Here are the most notable premarket price movements and the company-reported reasons behind them:

  • Nvidia (NASDAQ:NVDA) - Shares rose 1.5% after the chip maker posted quarterly earnings that beat expectations and provided current-quarter revenue guidance above analyst estimates. The results bolstered the company’s market-leading position in AI-related hardware, though the report also prompted some investor concern over the pace of shareholder returns.
  • Salesforce (NYSE:CRM) - The cloud software provider’s stock fell 3% after it issued a fiscal 2027 revenue forecast that came in below analyst estimates. The company’s weaker-than-expected top-line outlook was cited as evidence that demand for enterprise-facing software may be under pressure as customers tighten budgets amid economic uncertainty.
  • Warner Bros Discovery (NASDAQ:WBD) - Shares in the entertainment company edged up 0.1% in premarket trading. The firm reported a 6% decline in quarterly revenue, driven by slower traditional TV and film results, even as its HBO Max streaming service added subscribers. The stock’s slight gain came despite the top-line contraction and ongoing takeover interest.
  • JM Smucker (NYSE:SJM) - The packaged-food maker jumped 6.5% after reporting third-quarter results that topped expectations. Management, however, narrowed the full-year sales outlook following a fire at one of its manufacturing facilities, a development that trims near-term sales visibility.
  • Vistra Energy (NYSE:VST) - The power company rose 1.5% after releasing full-year results described as strong, with growth linked to its nuclear portfolio expansion and improved retail margins.
  • Krispy Kreme (NASDAQ:DNUT) - The donut chain surged 15% after reporting fourth-quarter results that exceeded forecasts, the company framing the quarter as progress in its turnaround efforts.
  • Celsius Holdings (NASDAQ:CELH) - The energy-drink maker climbed 9.5% after posting fourth-quarter revenue that beat expectations, attributing part of the growth to recent acquisitions including Alani Nu and Rockstar Energy.
  • The Trade Desk (NASDAQ:TTD) - Shares dropped sharply, falling 14% after the ad-technology company issued a first-quarter revenue forecast below estimates, suggesting heightened competitive pressure from larger rivals.
  • C3.ai (NYSE:AI) - The enterprise AI software provider fell 24% after forecasting current-quarter sales below expectations and announcing a workforce reduction of 26% globally.

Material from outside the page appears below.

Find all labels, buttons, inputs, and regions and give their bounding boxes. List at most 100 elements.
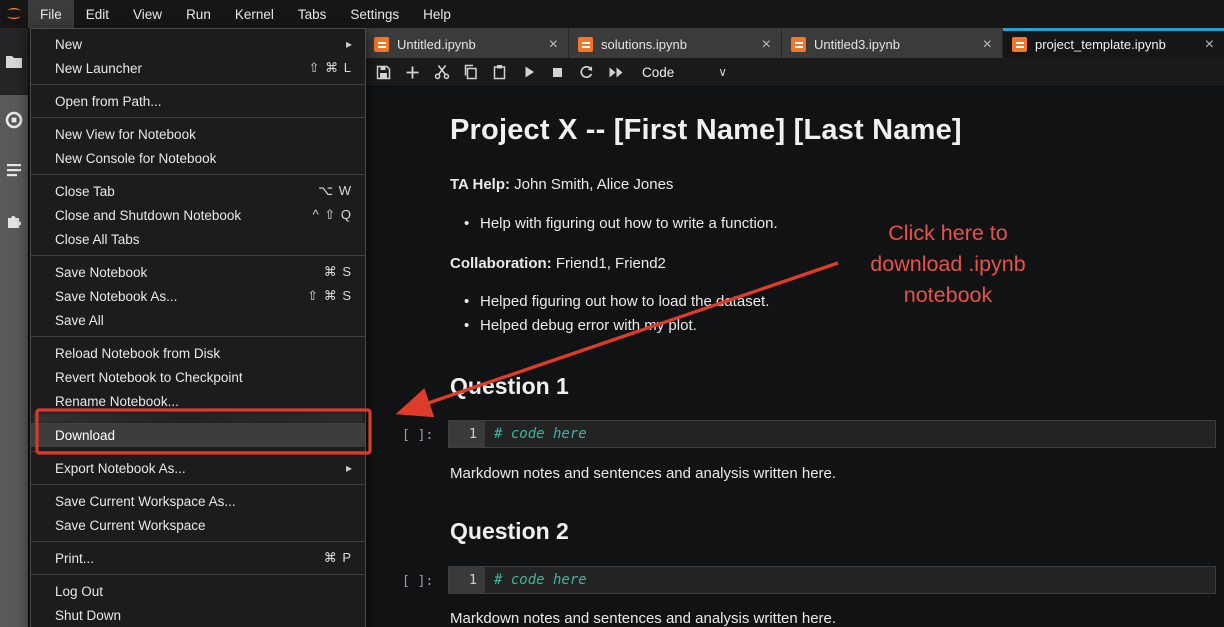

Overall, the premarket landscape reflected a bifurcated response to earnings: several consumer and energy names rallied on beats and strategic moves, while some high-growth software and ad-tech firms saw sharp sell-offs after disappointing outlooks or cost-cutting announcements. Traders appeared cautious, leading to the modest decline in futures as market participants digested the mixed signals.


Market context and implications

The earnings-driven moves underscore a few cross-cutting themes evident in the reports: investor scrutiny of capital returns at a leading AI hardware vendor, strain in enterprise software demand as reflected in corporate guidance, active M&A and subscriber dynamics in media, and continued consolidation and acquisitive growth strategies among beverage brands. These dynamics are contributing to differentiated stock reactions ahead of the opening bell.

Risks

  • Guidance shortfalls and reduced forecasts at enterprise software and AI software companies could weigh on technology sector sentiment - particularly affecting cloud and ad-tech stocks.
  • Operational disruptions can narrow company outlooks, as shown by JM Smucker narrowing its full-year sales view after a manufacturing facility fire, creating near-term sales uncertainty in the consumer packaged goods sector.
  • Workforce reductions and below-expectation sales forecasts at software firms like C3.ai introduce execution risk and could amplify downside pressure on high-growth technology names.